The judiciary’s ruling came at the end of a week of political gamesmanship, which saw both the Chinese Nationalist Party (KMT) and President Lai’s Democratic Progressive Party (DPP) cast the other as a threat to Taiwan’s democracy.
On Monday, Taiwanese Premier Cho Jung-tai (卓榮泰) announced that he would not sign amendments to a spending bill that the legislature passed last month. Cho said the legislation’s stipulated increases in local government funding would push government borrowing past the statutory debt ceiling of 15 percent of the national budget, thus forcing the executive branch to enforce one law in violation of another.
Cho had previously sent the bill back to lawmakers for further consideration under a provision in Taiwan’s constitution that allows the executive branch to hold up bills it considers difficult to enforce. The legislature then rejected Cho’s request by a simple majority, a move akin to overriding a veto.
Under the Taiwanese constitution, the premier is required to co-sign any bill that reaches his desk following an overridden veto. Under ordinary circumstances, it would then fall to the Constitutional Court to rule on the constitutionality of Cho’s refusal. Without enough justices to form a quorum, the court could not do so.

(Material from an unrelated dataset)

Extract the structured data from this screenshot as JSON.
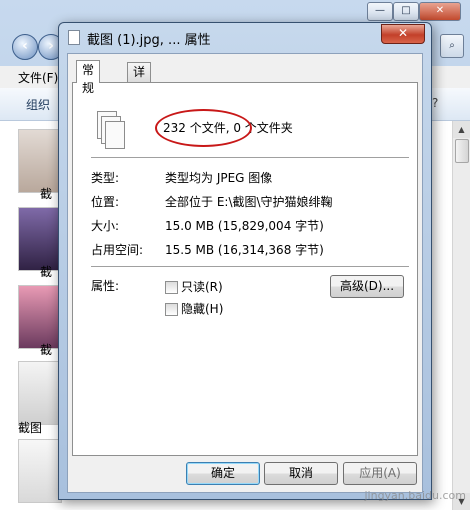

On Thursday, the KMT and its ally the Taiwan People’s Party (TPP) had threatened to introduce a vote of no confidence for Premier Cho, a move he said he would treat as a “democratic badge of honor.”
Under Taiwan’s constitution, if Cho were to be removed, it would allow Lai to dissolve the parliament and call new legislative elections. Observers have pointed out that this is probably too great a risk for both the KMT and TPP to countenance.
Then, on Friday morning, the KMT held a press conference to announce that it intended to introduce a petition to impeach Lai early next week. The petition would then pass to the Constitutional Court, which had remained in frozen limbo until Friday afternoon’s declaration.
Analysis: High Court Ruling Was a Curveball
It’s Friday evening in Taipei. While members of the DPP-led executive branch could perhaps have known this was coming, it seems very unlikely that the KMT-TPP alliance would have planned for this eventuality.
Even after the court’s ruling, which could conceivably allow them to rule on impeachment proceedings against Lai, the president still appears safe for now. Removing him would still require a final two-thirds’ majority vote of the legislature, where the KMT-TPP coalition only holds just over 50 percent of seats.
With the Constitutional Court back in business, the executive branch could now refer the legislation that Premier Cho refused to countersign to the existing seven justices. That could defuse the current constitutional crisis: If Cho were no longer actively refusing to countersign, and especially if he committed to abide by the court’s decision, the crisis would appear to disappear.
In that new context, the KMT and TPP must decide whether to proceed with impeachment of Lai, while also working out how to defend the legislative prerogative they established by moving to restrict the court’s ability to operate last year.
Will they ask the Constitutional Court to make a ruling on whether its reactivation ruling was unconstitutional?